3 Why would you need it?
3.1 Features
- Handles multi-valued attributes. This has already become widespread
among decision tree learners, but some implementations still only support
binary ones.
- Allows multiple target attributes. At the time of writing, there
does not seem to be any publically available implementation that provides
this feature.
- Supports structured data, both for input and target
attributes. This, too, is still a little-understood, hot research topic
in machine learning.
- Allows recursive data. This kind of data is even less common in the
machine learning community. AIFAD can learn models for recursive data,
but currently only induce non-recursive functions.
- Handles missing values by algebraic encodings into option types.
This is a much more comprehensible solution than the usual ones and has
competitive accuracy.
- Provides several heuristics of generating models, including a
generalized gain ratio criterion as used by the state-of-the-art decision
tree learner C4.5.
- Can read data specifications as understood by C4.5.
- Pretty efficient. Even though it was written to handle more complex
forms of data, it is only about 3-5 times slower than C4.5 on datasets
that the latter supports. The memory footprint is somewhat larger due to
the impossibility of performing certain operations in-place, but still
low enough to handle even our largest datasets on stock hardware.

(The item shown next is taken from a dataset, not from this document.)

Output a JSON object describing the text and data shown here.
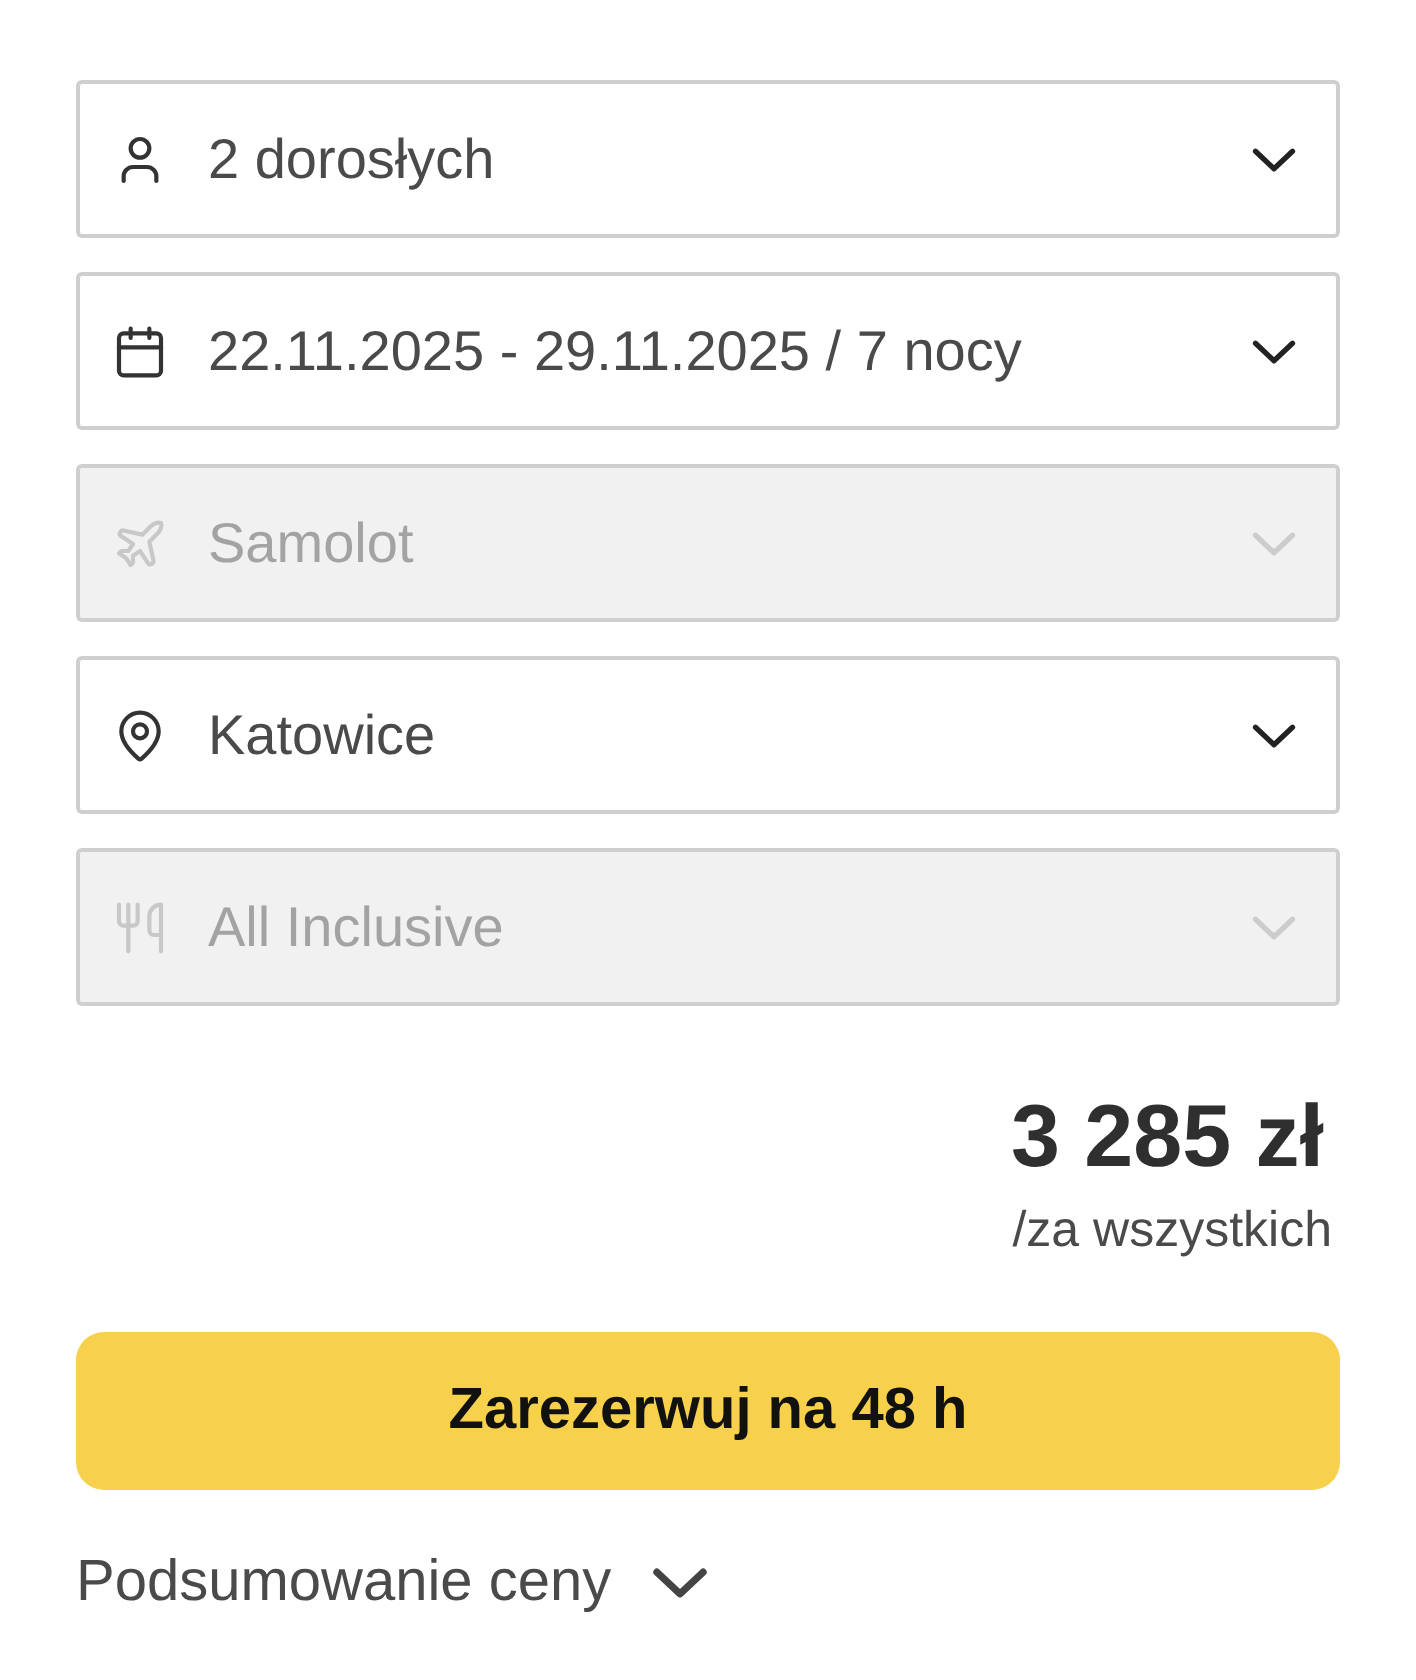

Generally speaking, you have the same amount of expressiveness on both
sides of the data (input and output), which is a very neat solution. Usual
discrete data specifications as supported by more common decision tree
learners (e.g. C4.5) are a strict subcase of algebraic datatypes as
used in AIFAD. Furthermore, all kinds of algorithms that operate on
“normal” decision trees or data should be generalizable to the more
powerful representation.
3.2 Missing features
- Cannot (yet) handle numerical values. Should not be too difficult to
implement, but there is a very general solution involving abstract
datatypes, which can even go beyond mere handling of numerical values. It
may be more interesting to research into this direction than to just
implement the special case. If there is numerical data in C4.5-data,
AIFAD will ignore it during learning, thus only considering discrete data.
- Does not (yet) provide post-pruning. Can be easily added (e.g.
reduced error pruning).
- Cannot (yet) learn recursive functions. It would certainly be
extremely interesting to support this, but there is still a lot of
research ahead before this can be done somewhat efficiently. Learning
certain classes of recursive functions (e.g. primitive recursive ones)
might be a viable starting point.